Primavera, nel finale la risposta di Di Nunzio: è 1-1 tra Roma e Como
Ottima prima mezz'ora, poi un altro calo e a inizio ripresa la rete di Bonsignori. I giallorossi rischiano, ma il cambio modulo aiuta: il capitano fissa il punteggio all'87'
(GETTY IMAGES)
Trenta minuti splendidi, poi un altro calo e il dovere di riacciuffarla. Ci riesce Di Nunzio, a Trigoria, nei minuti finali: la sfida della quarta giornata del Campionato Primavera tra la Roma e il Como finisce 1-1, con la risposta tardiva ma chiaramente efficace dei giallorossi di Scala, che si muovono alla grande ma rischiano di buttare via tutto.
Va veloce, la Roma. Pare avere fretta nel far vedere (ancora) le proprie idee. La riaggressione è ormai canonica e i tre dietro, Bonifazi, Terlizzi e Basile, si piazzano in costante marcatura sul tridente comasco, per non lasciar respirare ali e punta avversarie. Davanti, zero punti di riferimento: Guaglianone e Giammattei si alternano nel ruolo di punta, portando via marcature e aprendo spazi; Falcetta si distende sulla fascia e fa da raccordo, abbassandosi spesso sulla linea dei difensori. Mentre il Como cerca di lavorare palla, anche correndo rischi, come al 7’: Cassano riceve dal portiere, Arduini pressa, recupera e calcia alto. A spingere maggiormente è Terlizzi, fondamentale: toglie aria, lotta, recupera e, nonostante il giallo, diventa pure punto di riferimento in costruzione. Al 14’, la prima grossa chance, quando Guaglianone tiene in gioco un pallone morente e serve a Cama un cross. Colpo di testa, palo, spazzata. Un’altra zuccata di Falcetta chiama al 19’ l’intervento di Damioli. Poi, la lucidità dei giallorossi si abbassa. Più dietro, meno davanti, nonostante il dispendio energetico dell’artiglieria sia ingente. L’asse offensivo si attiva a sprazzi, ma a dover fare i conti col Como è la difesa romanista: al 38’, su contropiede, arriva un clamoroso palo di Harpur che poi trova la schiena di Kilvinger e il blocco del portiere. Si capovolge tutto quando un’uscita scellerata di Damioli 2’ più tardi regala la chance a Guaglianone da lontanto, ma De Paoli salva tutto sulla linea, in scivolata.

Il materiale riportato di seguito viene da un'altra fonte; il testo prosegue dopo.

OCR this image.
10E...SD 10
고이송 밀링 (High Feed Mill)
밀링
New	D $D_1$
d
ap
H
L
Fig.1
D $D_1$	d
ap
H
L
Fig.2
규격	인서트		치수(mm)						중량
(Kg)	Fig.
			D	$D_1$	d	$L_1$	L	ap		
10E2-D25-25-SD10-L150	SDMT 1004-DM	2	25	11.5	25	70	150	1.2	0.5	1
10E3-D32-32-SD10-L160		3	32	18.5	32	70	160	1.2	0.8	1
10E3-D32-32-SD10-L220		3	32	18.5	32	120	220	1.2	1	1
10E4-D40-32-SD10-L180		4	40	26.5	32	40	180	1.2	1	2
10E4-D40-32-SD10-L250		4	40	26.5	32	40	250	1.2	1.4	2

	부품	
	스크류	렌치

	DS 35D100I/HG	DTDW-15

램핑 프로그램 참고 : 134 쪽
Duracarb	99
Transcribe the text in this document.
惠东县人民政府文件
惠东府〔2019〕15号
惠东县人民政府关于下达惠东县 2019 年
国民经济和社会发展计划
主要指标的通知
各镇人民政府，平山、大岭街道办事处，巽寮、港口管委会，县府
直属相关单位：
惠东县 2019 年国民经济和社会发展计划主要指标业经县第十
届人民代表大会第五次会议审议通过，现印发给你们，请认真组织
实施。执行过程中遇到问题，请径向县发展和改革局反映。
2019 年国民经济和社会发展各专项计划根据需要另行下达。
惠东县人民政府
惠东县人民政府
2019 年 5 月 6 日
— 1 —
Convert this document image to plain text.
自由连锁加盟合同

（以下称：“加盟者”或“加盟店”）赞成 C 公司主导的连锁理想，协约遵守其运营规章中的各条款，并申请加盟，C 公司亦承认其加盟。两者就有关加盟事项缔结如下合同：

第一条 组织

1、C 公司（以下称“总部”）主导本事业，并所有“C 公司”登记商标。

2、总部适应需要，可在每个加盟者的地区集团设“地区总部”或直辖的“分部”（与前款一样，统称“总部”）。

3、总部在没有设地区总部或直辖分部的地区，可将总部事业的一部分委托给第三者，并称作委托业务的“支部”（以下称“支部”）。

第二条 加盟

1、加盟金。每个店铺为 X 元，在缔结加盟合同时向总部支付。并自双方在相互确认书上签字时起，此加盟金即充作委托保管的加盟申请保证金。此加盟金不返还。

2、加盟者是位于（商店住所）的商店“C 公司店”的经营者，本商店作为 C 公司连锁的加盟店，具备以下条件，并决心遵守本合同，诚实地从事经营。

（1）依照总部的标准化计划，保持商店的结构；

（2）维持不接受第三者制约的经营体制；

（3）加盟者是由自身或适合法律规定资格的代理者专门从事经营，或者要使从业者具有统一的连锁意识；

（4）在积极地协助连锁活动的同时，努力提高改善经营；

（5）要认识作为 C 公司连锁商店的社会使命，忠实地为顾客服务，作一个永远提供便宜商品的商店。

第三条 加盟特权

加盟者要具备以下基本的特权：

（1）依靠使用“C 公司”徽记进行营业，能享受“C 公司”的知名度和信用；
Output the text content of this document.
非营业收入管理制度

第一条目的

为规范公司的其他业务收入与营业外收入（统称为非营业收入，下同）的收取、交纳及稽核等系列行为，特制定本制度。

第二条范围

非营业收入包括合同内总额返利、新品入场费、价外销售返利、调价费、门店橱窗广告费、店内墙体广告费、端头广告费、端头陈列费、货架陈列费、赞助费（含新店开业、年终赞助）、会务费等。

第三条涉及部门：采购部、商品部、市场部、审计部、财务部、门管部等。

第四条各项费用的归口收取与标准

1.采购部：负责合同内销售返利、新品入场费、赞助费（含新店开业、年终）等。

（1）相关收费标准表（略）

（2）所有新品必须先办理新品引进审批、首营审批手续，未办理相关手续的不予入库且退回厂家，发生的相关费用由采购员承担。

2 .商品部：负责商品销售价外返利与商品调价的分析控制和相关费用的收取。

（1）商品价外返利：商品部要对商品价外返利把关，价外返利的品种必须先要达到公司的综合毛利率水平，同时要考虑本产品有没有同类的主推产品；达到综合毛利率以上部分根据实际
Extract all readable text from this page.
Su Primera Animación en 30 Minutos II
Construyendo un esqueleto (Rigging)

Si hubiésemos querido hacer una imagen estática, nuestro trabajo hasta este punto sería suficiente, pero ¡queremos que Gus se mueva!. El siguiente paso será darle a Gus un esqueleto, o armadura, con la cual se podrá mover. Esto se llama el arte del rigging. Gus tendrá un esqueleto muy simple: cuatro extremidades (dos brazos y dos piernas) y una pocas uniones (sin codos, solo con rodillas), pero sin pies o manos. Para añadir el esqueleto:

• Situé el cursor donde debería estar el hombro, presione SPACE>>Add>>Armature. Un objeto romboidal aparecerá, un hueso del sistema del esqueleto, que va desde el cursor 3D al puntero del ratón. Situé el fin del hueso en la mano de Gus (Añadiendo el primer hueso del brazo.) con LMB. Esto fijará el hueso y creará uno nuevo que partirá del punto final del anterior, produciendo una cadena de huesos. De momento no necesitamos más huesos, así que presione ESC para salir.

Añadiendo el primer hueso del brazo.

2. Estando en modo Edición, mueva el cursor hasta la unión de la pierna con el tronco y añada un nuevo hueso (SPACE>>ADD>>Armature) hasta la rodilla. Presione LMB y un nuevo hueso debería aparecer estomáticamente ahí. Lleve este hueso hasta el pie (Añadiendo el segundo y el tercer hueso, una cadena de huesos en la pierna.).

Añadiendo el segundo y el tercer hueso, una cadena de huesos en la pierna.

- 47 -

È una Roma slegata, quella post 30’. E per cercare di aggiungere robustezza, Scala fa ciò che aveva fatto in Turchia: Maccaroni entra a fare l’esterno di destra, Marchetti passa dietro, Paul sostituisce Terlizzi. Ma l’errore è dietro l’angolo: proprio Marchetti si sgancia e lascia una prateria a Bonsignori, che al 48’ batte con lo scavetto un Kilvinger poi impreciso e quasi causa di un altro gol solo due minuti dopo. Si rischia ancora, sempre sul lato di Marchetti, al 54’. Così, Scala cambia assetto: 4-3-3, con Paratici al posto di Giammattei e Falcetta con Guaglianone a fare le ali. Qualcosa cambia: proprio il 21 giallorosso, al termine di un contropiede, scalda i guantoni di Damioli, mentre al 62’ Maccaroni va vicino al gol dopo la battuta di un corner. Ma il calo è troppo evidente e pure con la fisicità di Vukoje e la dinamicità di Corredera cambia poco: Bonifazi rimonta Thiland-Herard e toglie una rete; al 78’ un tito del Como termina di poco fuori e all’81’ serve un super-Kilvinger per evitare di stare sotto di due.
Un minuto più tardi, Vukoje reagisce e nonostante la sfida rallenti per crampi vari, all’87’ arriva la risposta di Di Nunzio su cross di Corredera. 1-1 e un po’ di tempo per riprovarci. Quasi riesce Paratici subito dopo a insaccare, fino al ribaltamento che costringe Kilvinger a tentare un’uscita tignosa e fortunata. E al 90’, Bonifazi illude molti, spedendo a lato di centimetri. È l’ultimo squillo: arriva un altro 1-1, che non cancella le belle cose viste sul campo. Serve preservare le energie. Ora il Milan.